“Tutto questo casino intorno al caso Fedez è nato dal fatto che la Rai ha cercato di negare la realtà. Meno male che Fedez aveva registrato la telefonata, perché altrimenti sarebbe passato per un pazzo che si inventava il fatto che qualcuno avesse cercato di tappargli la bocca”. Sono le parole pronunciate a “Otto e mezzo” (La7) dal direttore de Il Fatto Quotidiano, Marco Travaglio, che aggiunge: ” Il caso Fedez non esisterebbe se fossimo in un Paese normale, dove i politici non parlano dei palinsesti televisivi e non nominano i dirigenti della Rai, dove la televisione di Stato è di Stato in quanto è dei cittadini e non del governo, dove c’è una fondazione come la Bbc che si occupa di televisione e i politici ci vanno chiedendo il permesso, anziché sfondando la porta a calci“.

E sottolinea: “Così come Madonna, Lady Gaga e Beyoncé fanno le loro campagne di impegno civile nei concerti e dove cavolo vogliono, da noi i cantanti andrebbero sui palchi e direbbero esattamente quello che gli pare.
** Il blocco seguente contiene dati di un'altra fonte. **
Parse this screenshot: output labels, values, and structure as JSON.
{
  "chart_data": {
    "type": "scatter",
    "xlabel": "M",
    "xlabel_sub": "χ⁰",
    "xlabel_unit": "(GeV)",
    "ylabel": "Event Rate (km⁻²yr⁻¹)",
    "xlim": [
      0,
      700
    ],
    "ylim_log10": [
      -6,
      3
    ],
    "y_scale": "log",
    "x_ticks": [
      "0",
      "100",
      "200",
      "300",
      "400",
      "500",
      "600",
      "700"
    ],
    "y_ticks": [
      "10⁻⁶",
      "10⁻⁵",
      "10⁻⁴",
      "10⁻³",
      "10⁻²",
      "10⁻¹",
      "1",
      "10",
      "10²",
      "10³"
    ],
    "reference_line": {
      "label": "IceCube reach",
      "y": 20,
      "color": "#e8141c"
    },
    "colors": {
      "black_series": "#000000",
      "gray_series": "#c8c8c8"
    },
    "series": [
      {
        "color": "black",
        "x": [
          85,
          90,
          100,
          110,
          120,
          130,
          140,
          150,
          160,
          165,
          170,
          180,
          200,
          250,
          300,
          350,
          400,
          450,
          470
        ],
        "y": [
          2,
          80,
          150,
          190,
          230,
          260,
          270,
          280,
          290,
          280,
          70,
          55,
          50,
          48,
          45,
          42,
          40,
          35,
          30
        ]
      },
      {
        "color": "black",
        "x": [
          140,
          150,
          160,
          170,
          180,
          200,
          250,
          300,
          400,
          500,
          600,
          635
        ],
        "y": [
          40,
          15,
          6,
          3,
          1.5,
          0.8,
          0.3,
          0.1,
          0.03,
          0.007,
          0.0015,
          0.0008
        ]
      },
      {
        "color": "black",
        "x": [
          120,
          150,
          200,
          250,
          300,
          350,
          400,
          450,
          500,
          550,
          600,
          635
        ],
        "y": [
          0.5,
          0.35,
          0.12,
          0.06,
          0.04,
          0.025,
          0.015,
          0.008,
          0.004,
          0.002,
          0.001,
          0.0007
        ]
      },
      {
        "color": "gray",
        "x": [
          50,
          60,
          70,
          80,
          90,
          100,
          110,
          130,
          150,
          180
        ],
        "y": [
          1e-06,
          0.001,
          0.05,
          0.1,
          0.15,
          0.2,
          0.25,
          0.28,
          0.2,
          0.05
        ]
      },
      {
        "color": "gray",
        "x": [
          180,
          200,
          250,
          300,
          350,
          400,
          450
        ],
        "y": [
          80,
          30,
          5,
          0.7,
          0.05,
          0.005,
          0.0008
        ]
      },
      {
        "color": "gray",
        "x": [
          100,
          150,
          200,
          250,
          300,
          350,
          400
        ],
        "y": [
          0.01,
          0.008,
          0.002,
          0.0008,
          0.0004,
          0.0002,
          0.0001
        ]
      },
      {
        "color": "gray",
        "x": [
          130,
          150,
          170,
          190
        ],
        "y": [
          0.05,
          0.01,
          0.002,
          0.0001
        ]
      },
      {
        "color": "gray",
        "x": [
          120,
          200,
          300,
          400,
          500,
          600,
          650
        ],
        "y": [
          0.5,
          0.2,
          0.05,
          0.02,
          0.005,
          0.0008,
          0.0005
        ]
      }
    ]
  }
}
Dopodiché i politici quello che gli pare lo devono dire in Parlamento. Non devono fare i critici televisivi oppure occuparsi dei palinsesti e i dirigenti della Rai non devono negare l’evidenza. Se una tua vice ha detto a Fedez che certe cose non le avrebbe tollerate per via di un sistema, è inutile che vai in Commissione di Vigilanza a dire che c’è un complotto di Fedez. Il complotto te lo sei fatto in casa. Punto”.
Musica per le mie orecchie – commenta la conduttrice Lilli Gruber – E comunque non avverrà mai che in Italia i partiti politici stiano fuori dal servizio pubblico“.